Thanks Jon for the Review!
Re-title this jira since this is not a test problem according to the patch, but a race condition in the MRAppMaster that is exposed most frequently via this test.
I have renamed this JIRA accordingly. I would like to make one clarification here. I do not see this problem as a race. The bug is exposed by this test running with JDK7 and its random ordering.
Add your analysis to the jira so that the actual problem is documented and captured for future use.
This failure is intermittent. It is only caused when the test TestStagingCleanup runs in a particular order. For example, testDeletionofStagingOnReboot() followed by testDeletionofStagingOnKillLastTry()
The reason for the failure is due to the notifyIsLastAMRetry(). When this function is called, it calls setForcejobCompletion(). If the appMaster.stop() is called after the setForcejobCompletion(), it tries to stop the appMaster which was already forced to stop. As a result, it gets an NPE trying to stop the appMaster. If the appMaster.stop() is called in the first place, we won't get the NPE when it tries forceJobCompletion as there already is a null check before it proceeds.

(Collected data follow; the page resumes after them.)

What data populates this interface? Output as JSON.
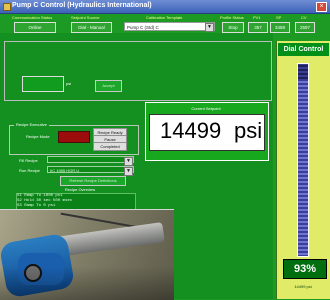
{
  "window": {
    "title": "Pump C Control (Hydraulics International)"
  },
  "header": {
    "communication_status_label": "Communication Status",
    "communication_status_value": "Online",
    "setpoint_source_label": "Setpoint Source",
    "setpoint_source_value": "Dial - Manual",
    "calibration_template_label": "Calibration Template",
    "calibration_template_value": "Pump C (Std) C",
    "profile_status_label": "Profile Status",
    "profile_status_value": "Stop",
    "pv_label": "PV1",
    "pv_value": "357",
    "sp_label": "SP",
    "sp_value": "3459",
    "cv_label": "CV",
    "cv_value": "2597"
  },
  "main": {
    "psi_small_label": "psi",
    "setpoint_title": "Current Setpoint",
    "setpoint_value": "14499",
    "setpoint_unit": "psi",
    "recipe": {
      "title": "Recipe Executive",
      "mode_label": "Recipe Mode",
      "ready_label": "Recipe Ready",
      "pause_label": "Pause",
      "completed_label": "Completed"
    },
    "fill_recipe_label": "Fill Recipe",
    "run_recipe_label": "Run Recipe",
    "run_recipe_value": "IIC 1985 HGR U",
    "refresh_button_label": "Refresh Recipe Definitions",
    "recipe_overview_label": "Recipe Overview",
    "recipe_lines": [
      "S1  Ramp To  1000  psi",
      "S2  Hold     30    sec      500  msec",
      "S3  Ramp To  0     psi"
    ]
  },
  "dial": {
    "title": "Dial Control",
    "percent": "93%",
    "psi_text": "14499 psi",
    "percent_value": 0.93
  },
  "colors": {
    "background": "#1d9a24",
    "panel": "#139020",
    "dial_bg": "#e0ec67",
    "dial_track": "#3b3f94",
    "recipe_mode_red": "#9a0d0b"
  },
  "icons": [
    "app-icon",
    "close-icon",
    "chevron-down-icon"
  ]
}
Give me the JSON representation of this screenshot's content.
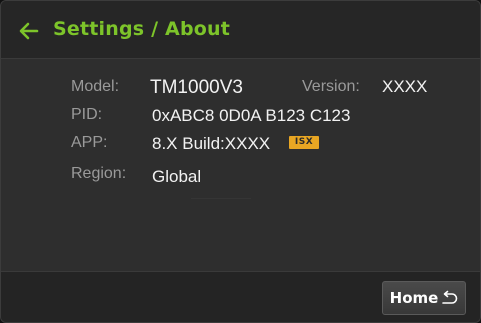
{
  "header": {
    "title": "Settings / About",
    "back_icon": "arrow-left-icon",
    "accent_color": "#7dc42a"
  },
  "about": {
    "model_label": "Model:",
    "model_value": "TM1000V3",
    "version_label": "Version:",
    "version_value": "XXXX",
    "pid_label": "PID:",
    "pid_value": "0xABC8 0D0A B123 C123",
    "app_label": "APP:",
    "app_value": "8.X Build:XXXX",
    "app_badge": "ISX",
    "badge_color": "#e8a623",
    "region_label": "Region:",
    "region_value": "Global"
  },
  "footer": {
    "home_label": "Home",
    "home_icon": "return-arrow-icon"
  }
}
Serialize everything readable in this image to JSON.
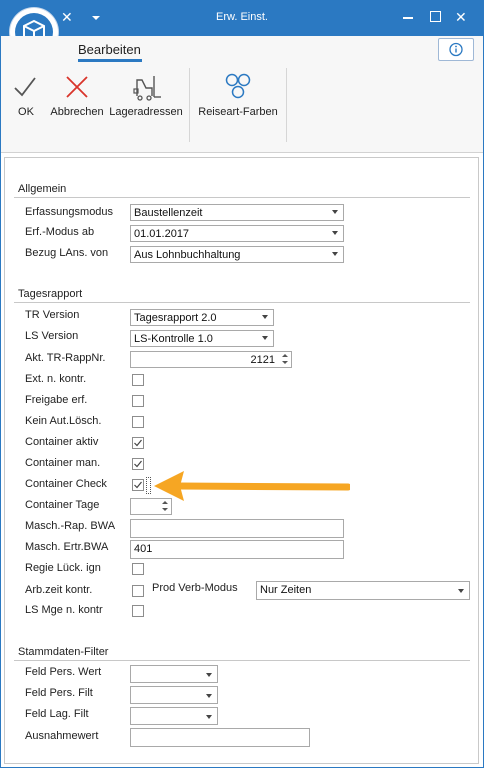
{
  "window": {
    "title": "Erw. Einst."
  },
  "ribbon": {
    "tab": "Bearbeiten",
    "buttons": {
      "ok": "OK",
      "cancel": "Abbrechen",
      "storage": "Lageradressen",
      "travel": "Reiseart-Farben"
    }
  },
  "allgemein": {
    "title": "Allgemein",
    "erfassungsmodus": {
      "label": "Erfassungsmodus",
      "value": "Baustellenzeit"
    },
    "erf_modus_ab": {
      "label": "Erf.-Modus ab",
      "value": "01.01.2017"
    },
    "bezug": {
      "label": "Bezug LAns. von",
      "value": "Aus Lohnbuchhaltung"
    }
  },
  "tagesrapport": {
    "title": "Tagesrapport",
    "tr_version": {
      "label": "TR Version",
      "value": "Tagesrapport 2.0"
    },
    "ls_version": {
      "label": "LS Version",
      "value": "LS-Kontrolle 1.0"
    },
    "akt_tr": {
      "label": "Akt. TR-RappNr.",
      "value": "2121"
    },
    "ext_kontr": {
      "label": "Ext. n. kontr.",
      "checked": false
    },
    "freigabe": {
      "label": "Freigabe erf.",
      "checked": false
    },
    "kein_aut": {
      "label": "Kein Aut.Lösch.",
      "checked": false
    },
    "container_aktiv": {
      "label": "Container aktiv",
      "checked": true
    },
    "container_man": {
      "label": "Container man.",
      "checked": true
    },
    "container_check": {
      "label": "Container Check",
      "checked": true
    },
    "container_tage": {
      "label": "Container Tage",
      "value": ""
    },
    "masch_rap": {
      "label": "Masch.-Rap. BWA",
      "value": ""
    },
    "masch_ertr": {
      "label": "Masch. Ertr.BWA",
      "value": "401"
    },
    "regie": {
      "label": "Regie Lück. ign",
      "checked": false
    },
    "arbzeit": {
      "label": "Arb.zeit kontr.",
      "checked": false
    },
    "prod_verb": {
      "label": "Prod Verb-Modus",
      "value": "Nur Zeiten"
    },
    "ls_mge": {
      "label": "LS Mge n. kontr",
      "checked": false
    }
  },
  "stammdaten": {
    "title": "Stammdaten-Filter",
    "feld_pers_wert": {
      "label": "Feld Pers. Wert",
      "value": ""
    },
    "feld_pers_filt": {
      "label": "Feld Pers. Filt",
      "value": ""
    },
    "feld_lag_filt": {
      "label": "Feld Lag. Filt",
      "value": ""
    },
    "ausnahmewert": {
      "label": "Ausnahmewert",
      "value": ""
    }
  },
  "colors": {
    "accent": "#2b79c2",
    "cancel": "#d9342b",
    "arrow": "#f6a623",
    "reiseart": "#2b79c2"
  }
}
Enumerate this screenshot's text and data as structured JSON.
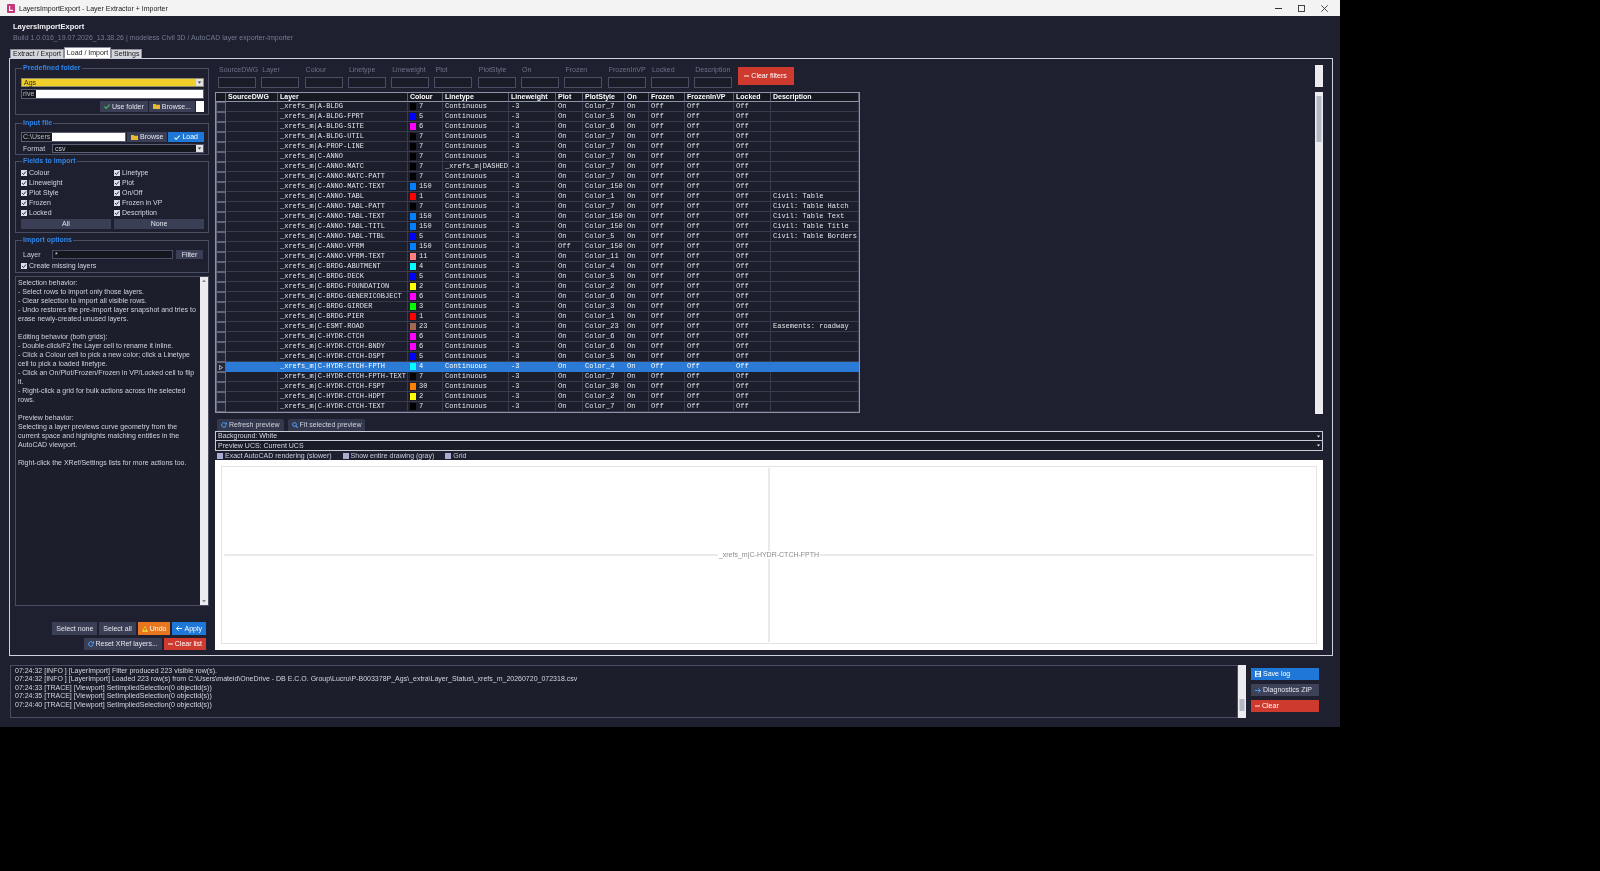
{
  "window": {
    "title": "LayersImportExport - Layer Extractor + Importer"
  },
  "header": {
    "app_name": "LayersImportExport",
    "build_info": "Build 1.0.016_19.07.2026_13.38.26 | modeless Civil 3D / AutoCAD layer exporter-importer"
  },
  "tabs": [
    {
      "label": "Extract / Export",
      "selected": false
    },
    {
      "label": "Load / Import",
      "selected": true
    },
    {
      "label": "Settings",
      "selected": false
    }
  ],
  "predefined_folder": {
    "title": "Predefined folder",
    "folder": "Ags",
    "path": "rive",
    "buttons": [
      {
        "label": "Use folder",
        "kind": "confirm"
      },
      {
        "label": "Browse...",
        "kind": "browse"
      }
    ]
  },
  "input_file": {
    "title": "Input file",
    "path": "C:\\Users",
    "buttons": [
      {
        "label": "Browse",
        "kind": "browse"
      },
      {
        "label": "Load",
        "kind": "load"
      }
    ],
    "format_label": "Format",
    "format": "csv"
  },
  "fields_to_import": {
    "title": "Fields to import",
    "fields": [
      {
        "label": "Colour",
        "checked": true
      },
      {
        "label": "Linetype",
        "checked": true
      },
      {
        "label": "Lineweight",
        "checked": true
      },
      {
        "label": "Plot",
        "checked": true
      },
      {
        "label": "Plot Style",
        "checked": true
      },
      {
        "label": "On/Off",
        "checked": true
      },
      {
        "label": "Frozen",
        "checked": true
      },
      {
        "label": "Frozen in VP",
        "checked": true
      },
      {
        "label": "Locked",
        "checked": true
      },
      {
        "label": "Description",
        "checked": true
      }
    ],
    "buttons": [
      {
        "label": "All",
        "kind": "plain"
      },
      {
        "label": "None",
        "kind": "plain"
      }
    ]
  },
  "import_options": {
    "title": "Import options",
    "layer_label": "Layer",
    "layer_filter": "*",
    "filter_button": {
      "label": "Filter",
      "kind": "plain"
    },
    "create_missing": {
      "label": "Create missing layers",
      "checked": true
    }
  },
  "help": [
    [
      "Selection behavior:",
      "- Select rows to import only those layers.",
      "- Clear selection to import all visible rows.",
      "- Undo restores the pre-import layer snapshot and tries to erase newly-created unused layers."
    ],
    [
      "Editing behavior (both grids):",
      "- Double-click/F2 the Layer cell to rename it inline.",
      "- Click a Colour cell to pick a new color; click a Linetype cell to pick a loaded linetype.",
      "- Click an On/Plot/Frozen/Frozen in VP/Locked cell to flip it.",
      "- Right-click a grid for bulk actions across the selected rows."
    ],
    [
      "Preview behavior:",
      "Selecting a layer previews curve geometry from the current space and highlights matching entities in the AutoCAD viewport."
    ],
    [
      "Right-click the XRef/Settings lists for more actions too."
    ]
  ],
  "action_rows": [
    [
      {
        "label": "Select none",
        "kind": "plain"
      },
      {
        "label": "Select all",
        "kind": "plain"
      },
      {
        "label": "Undo",
        "kind": "undo"
      },
      {
        "label": "Apply",
        "kind": "apply"
      }
    ],
    [
      {
        "label": "Reset XRef layers...",
        "kind": "reset"
      },
      {
        "label": "Clear list",
        "kind": "clear"
      }
    ]
  ],
  "filters": {
    "labels": [
      "SourceDWG",
      "Layer",
      "Colour",
      "Linetype",
      "Lineweight",
      "Plot",
      "PlotStyle",
      "On",
      "Frozen",
      "FrozenInVP",
      "Locked",
      "Description"
    ],
    "clear_button": {
      "label": "Clear filters",
      "kind": "clear"
    }
  },
  "grid": {
    "columns": [
      "SourceDWG",
      "Layer",
      "Colour",
      "Linetype",
      "Lineweight",
      "Plot",
      "PlotStyle",
      "On",
      "Frozen",
      "FrozenInVP",
      "Locked",
      "Description"
    ],
    "rows": [
      {
        "selected": false,
        "layer": "_xrefs_m|A-BLDG",
        "colour": "7",
        "color": "#000000",
        "linetype": "Continuous",
        "lineweight": "-3",
        "plot": "On",
        "plot_style": "Color_7",
        "on": "On",
        "frozen": "Off",
        "frozen_in_vp": "Off",
        "locked": "Off"
      },
      {
        "selected": false,
        "layer": "_xrefs_m|A-BLDG-FPRT",
        "colour": "5",
        "color": "#0000ff",
        "linetype": "Continuous",
        "lineweight": "-3",
        "plot": "On",
        "plot_style": "Color_5",
        "on": "On",
        "frozen": "Off",
        "frozen_in_vp": "Off",
        "locked": "Off"
      },
      {
        "selected": false,
        "layer": "_xrefs_m|A-BLDG-SITE",
        "colour": "6",
        "color": "#ff00ff",
        "linetype": "Continuous",
        "lineweight": "-3",
        "plot": "On",
        "plot_style": "Color_6",
        "on": "On",
        "frozen": "Off",
        "frozen_in_vp": "Off",
        "locked": "Off"
      },
      {
        "selected": false,
        "layer": "_xrefs_m|A-BLDG-UTIL",
        "colour": "7",
        "color": "#000000",
        "linetype": "Continuous",
        "lineweight": "-3",
        "plot": "On",
        "plot_style": "Color_7",
        "on": "On",
        "frozen": "Off",
        "frozen_in_vp": "Off",
        "locked": "Off"
      },
      {
        "selected": false,
        "layer": "_xrefs_m|A-PROP-LINE",
        "colour": "7",
        "color": "#000000",
        "linetype": "Continuous",
        "lineweight": "-3",
        "plot": "On",
        "plot_style": "Color_7",
        "on": "On",
        "frozen": "Off",
        "frozen_in_vp": "Off",
        "locked": "Off"
      },
      {
        "selected": false,
        "layer": "_xrefs_m|C-ANNO",
        "colour": "7",
        "color": "#000000",
        "linetype": "Continuous",
        "lineweight": "-3",
        "plot": "On",
        "plot_style": "Color_7",
        "on": "On",
        "frozen": "Off",
        "frozen_in_vp": "Off",
        "locked": "Off"
      },
      {
        "selected": false,
        "layer": "_xrefs_m|C-ANNO-MATC",
        "colour": "7",
        "color": "#000000",
        "linetype": "_xrefs_m|DASHED",
        "lineweight": "-3",
        "plot": "On",
        "plot_style": "Color_7",
        "on": "On",
        "frozen": "Off",
        "frozen_in_vp": "Off",
        "locked": "Off"
      },
      {
        "selected": false,
        "layer": "_xrefs_m|C-ANNO-MATC-PATT",
        "colour": "7",
        "color": "#000000",
        "linetype": "Continuous",
        "lineweight": "-3",
        "plot": "On",
        "plot_style": "Color_7",
        "on": "On",
        "frozen": "Off",
        "frozen_in_vp": "Off",
        "locked": "Off"
      },
      {
        "selected": false,
        "layer": "_xrefs_m|C-ANNO-MATC-TEXT",
        "colour": "150",
        "color": "#007fff",
        "linetype": "Continuous",
        "lineweight": "-3",
        "plot": "On",
        "plot_style": "Color_150",
        "on": "On",
        "frozen": "Off",
        "frozen_in_vp": "Off",
        "locked": "Off"
      },
      {
        "selected": false,
        "layer": "_xrefs_m|C-ANNO-TABL",
        "colour": "1",
        "color": "#ff0000",
        "linetype": "Continuous",
        "lineweight": "-3",
        "plot": "On",
        "plot_style": "Color_1",
        "on": "On",
        "frozen": "Off",
        "frozen_in_vp": "Off",
        "locked": "Off",
        "description": "Civil: Table"
      },
      {
        "selected": false,
        "layer": "_xrefs_m|C-ANNO-TABL-PATT",
        "colour": "7",
        "color": "#000000",
        "linetype": "Continuous",
        "lineweight": "-3",
        "plot": "On",
        "plot_style": "Color_7",
        "on": "On",
        "frozen": "Off",
        "frozen_in_vp": "Off",
        "locked": "Off",
        "description": "Civil: Table Hatch"
      },
      {
        "selected": false,
        "layer": "_xrefs_m|C-ANNO-TABL-TEXT",
        "colour": "150",
        "color": "#007fff",
        "linetype": "Continuous",
        "lineweight": "-3",
        "plot": "On",
        "plot_style": "Color_150",
        "on": "On",
        "frozen": "Off",
        "frozen_in_vp": "Off",
        "locked": "Off",
        "description": "Civil: Table Text"
      },
      {
        "selected": false,
        "layer": "_xrefs_m|C-ANNO-TABL-TITL",
        "colour": "150",
        "color": "#007fff",
        "linetype": "Continuous",
        "lineweight": "-3",
        "plot": "On",
        "plot_style": "Color_150",
        "on": "On",
        "frozen": "Off",
        "frozen_in_vp": "Off",
        "locked": "Off",
        "description": "Civil: Table Title"
      },
      {
        "selected": false,
        "layer": "_xrefs_m|C-ANNO-TABL-TTBL",
        "colour": "5",
        "color": "#0000ff",
        "linetype": "Continuous",
        "lineweight": "-3",
        "plot": "On",
        "plot_style": "Color_5",
        "on": "On",
        "frozen": "Off",
        "frozen_in_vp": "Off",
        "locked": "Off",
        "description": "Civil: Table Borders"
      },
      {
        "selected": false,
        "layer": "_xrefs_m|C-ANNO-VFRM",
        "colour": "150",
        "color": "#007fff",
        "linetype": "Continuous",
        "lineweight": "-3",
        "plot": "Off",
        "plot_style": "Color_150",
        "on": "On",
        "frozen": "Off",
        "frozen_in_vp": "Off",
        "locked": "Off"
      },
      {
        "selected": false,
        "layer": "_xrefs_m|C-ANNO-VFRM-TEXT",
        "colour": "11",
        "color": "#ff7f7f",
        "linetype": "Continuous",
        "lineweight": "-3",
        "plot": "On",
        "plot_style": "Color_11",
        "on": "On",
        "frozen": "Off",
        "frozen_in_vp": "Off",
        "locked": "Off"
      },
      {
        "selected": false,
        "layer": "_xrefs_m|C-BRDG-ABUTMENT",
        "colour": "4",
        "color": "#00ffff",
        "linetype": "Continuous",
        "lineweight": "-3",
        "plot": "On",
        "plot_style": "Color_4",
        "on": "On",
        "frozen": "Off",
        "frozen_in_vp": "Off",
        "locked": "Off"
      },
      {
        "selected": false,
        "layer": "_xrefs_m|C-BRDG-DECK",
        "colour": "5",
        "color": "#0000ff",
        "linetype": "Continuous",
        "lineweight": "-3",
        "plot": "On",
        "plot_style": "Color_5",
        "on": "On",
        "frozen": "Off",
        "frozen_in_vp": "Off",
        "locked": "Off"
      },
      {
        "selected": false,
        "layer": "_xrefs_m|C-BRDG-FOUNDATION",
        "colour": "2",
        "color": "#ffff00",
        "linetype": "Continuous",
        "lineweight": "-3",
        "plot": "On",
        "plot_style": "Color_2",
        "on": "On",
        "frozen": "Off",
        "frozen_in_vp": "Off",
        "locked": "Off"
      },
      {
        "selected": false,
        "layer": "_xrefs_m|C-BRDG-GENERICOBJECT",
        "colour": "6",
        "color": "#ff00ff",
        "linetype": "Continuous",
        "lineweight": "-3",
        "plot": "On",
        "plot_style": "Color_6",
        "on": "On",
        "frozen": "Off",
        "frozen_in_vp": "Off",
        "locked": "Off"
      },
      {
        "selected": false,
        "layer": "_xrefs_m|C-BRDG-GIRDER",
        "colour": "3",
        "color": "#00ff00",
        "linetype": "Continuous",
        "lineweight": "-3",
        "plot": "On",
        "plot_style": "Color_3",
        "on": "On",
        "frozen": "Off",
        "frozen_in_vp": "Off",
        "locked": "Off"
      },
      {
        "selected": false,
        "layer": "_xrefs_m|C-BRDG-PIER",
        "colour": "1",
        "color": "#ff0000",
        "linetype": "Continuous",
        "lineweight": "-3",
        "plot": "On",
        "plot_style": "Color_1",
        "on": "On",
        "frozen": "Off",
        "frozen_in_vp": "Off",
        "locked": "Off"
      },
      {
        "selected": false,
        "layer": "_xrefs_m|C-ESMT-ROAD",
        "colour": "23",
        "color": "#a56752",
        "linetype": "Continuous",
        "lineweight": "-3",
        "plot": "On",
        "plot_style": "Color_23",
        "on": "On",
        "frozen": "Off",
        "frozen_in_vp": "Off",
        "locked": "Off",
        "description": "Easements: roadway"
      },
      {
        "selected": false,
        "layer": "_xrefs_m|C-HYDR-CTCH",
        "colour": "6",
        "color": "#ff00ff",
        "linetype": "Continuous",
        "lineweight": "-3",
        "plot": "On",
        "plot_style": "Color_6",
        "on": "On",
        "frozen": "Off",
        "frozen_in_vp": "Off",
        "locked": "Off"
      },
      {
        "selected": false,
        "layer": "_xrefs_m|C-HYDR-CTCH-BNDY",
        "colour": "6",
        "color": "#ff00ff",
        "linetype": "Continuous",
        "lineweight": "-3",
        "plot": "On",
        "plot_style": "Color_6",
        "on": "On",
        "frozen": "Off",
        "frozen_in_vp": "Off",
        "locked": "Off"
      },
      {
        "selected": false,
        "layer": "_xrefs_m|C-HYDR-CTCH-DSPT",
        "colour": "5",
        "color": "#0000ff",
        "linetype": "Continuous",
        "lineweight": "-3",
        "plot": "On",
        "plot_style": "Color_5",
        "on": "On",
        "frozen": "Off",
        "frozen_in_vp": "Off",
        "locked": "Off"
      },
      {
        "selected": true,
        "layer": "_xrefs_m|C-HYDR-CTCH-FPTH",
        "colour": "4",
        "color": "#00ffff",
        "linetype": "Continuous",
        "lineweight": "-3",
        "plot": "On",
        "plot_style": "Color_4",
        "on": "On",
        "frozen": "Off",
        "frozen_in_vp": "Off",
        "locked": "Off"
      },
      {
        "selected": false,
        "layer": "_xrefs_m|C-HYDR-CTCH-FPTH-TEXT",
        "colour": "7",
        "color": "#000000",
        "linetype": "Continuous",
        "lineweight": "-3",
        "plot": "On",
        "plot_style": "Color_7",
        "on": "On",
        "frozen": "Off",
        "frozen_in_vp": "Off",
        "locked": "Off"
      },
      {
        "selected": false,
        "layer": "_xrefs_m|C-HYDR-CTCH-FSPT",
        "colour": "30",
        "color": "#ff7f00",
        "linetype": "Continuous",
        "lineweight": "-3",
        "plot": "On",
        "plot_style": "Color_30",
        "on": "On",
        "frozen": "Off",
        "frozen_in_vp": "Off",
        "locked": "Off"
      },
      {
        "selected": false,
        "layer": "_xrefs_m|C-HYDR-CTCH-HDPT",
        "colour": "2",
        "color": "#ffff00",
        "linetype": "Continuous",
        "lineweight": "-3",
        "plot": "On",
        "plot_style": "Color_2",
        "on": "On",
        "frozen": "Off",
        "frozen_in_vp": "Off",
        "locked": "Off"
      },
      {
        "selected": false,
        "layer": "_xrefs_m|C-HYDR-CTCH-TEXT",
        "colour": "7",
        "color": "#000000",
        "linetype": "Continuous",
        "lineweight": "-3",
        "plot": "On",
        "plot_style": "Color_7",
        "on": "On",
        "frozen": "Off",
        "frozen_in_vp": "Off",
        "locked": "Off"
      }
    ]
  },
  "preview": {
    "buttons": [
      {
        "label": "Refresh preview",
        "kind": "refresh"
      },
      {
        "label": "Fit selected preview",
        "kind": "fit"
      }
    ],
    "selectors": [
      "Background: White",
      "Preview UCS: Current UCS"
    ],
    "options": [
      {
        "label": "Exact AutoCAD rendering (slower)",
        "checked": false
      },
      {
        "label": "Show entire drawing (gray)",
        "checked": false
      },
      {
        "label": "Grid",
        "checked": false
      }
    ],
    "layer_label": "_xrefs_m|C-HYDR-CTCH-FPTH"
  },
  "log": {
    "lines": [
      "07:24:32 [INFO ] [LayerImport] Filter produced 223 visible row(s).",
      "07:24:32 [INFO ] [LayerImport] Loaded 223 row(s) from C:\\Users\\mateid\\OneDrive - DB E.C.O. Group\\Lucru\\P-B003378P_Ags\\_extra\\Layer_Status\\_xrefs_m_20260720_072318.csv",
      "07:24:33 [TRACE] [Viewport] SetImpliedSelection(0 objectId(s))",
      "07:24:35 [TRACE] [Viewport] SetImpliedSelection(0 objectId(s))",
      "07:24:40 [TRACE] [Viewport] SetImpliedSelection(0 objectId(s))"
    ],
    "buttons": [
      {
        "label": "Save log",
        "kind": "save"
      },
      {
        "label": "Diagnostics ZIP",
        "kind": "export"
      },
      {
        "label": "Clear",
        "kind": "clear"
      }
    ]
  }
}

hook.run() is also called in testDeletionofStagingOnKill(). But we do not get the NPE in that case. The reason for this is, in this test, we have 4 app attempts. MRAppMaster appMaster = new TestMRApp(attemptId, mockAlloc, 4);
where as in testDeletionofStagingOnKillLastTry() we have only 1 attempt to make sure there is no retry. MRAppMaster appMaster = new TestMRApp(attemptId, mockAlloc, 1); //no retry
Please determine if the java7 label is still accurate based on your analysis
We still need the java7 label as the TestStagingCleanup will not always fail without this fix. It only fails when the tests run in a particular order.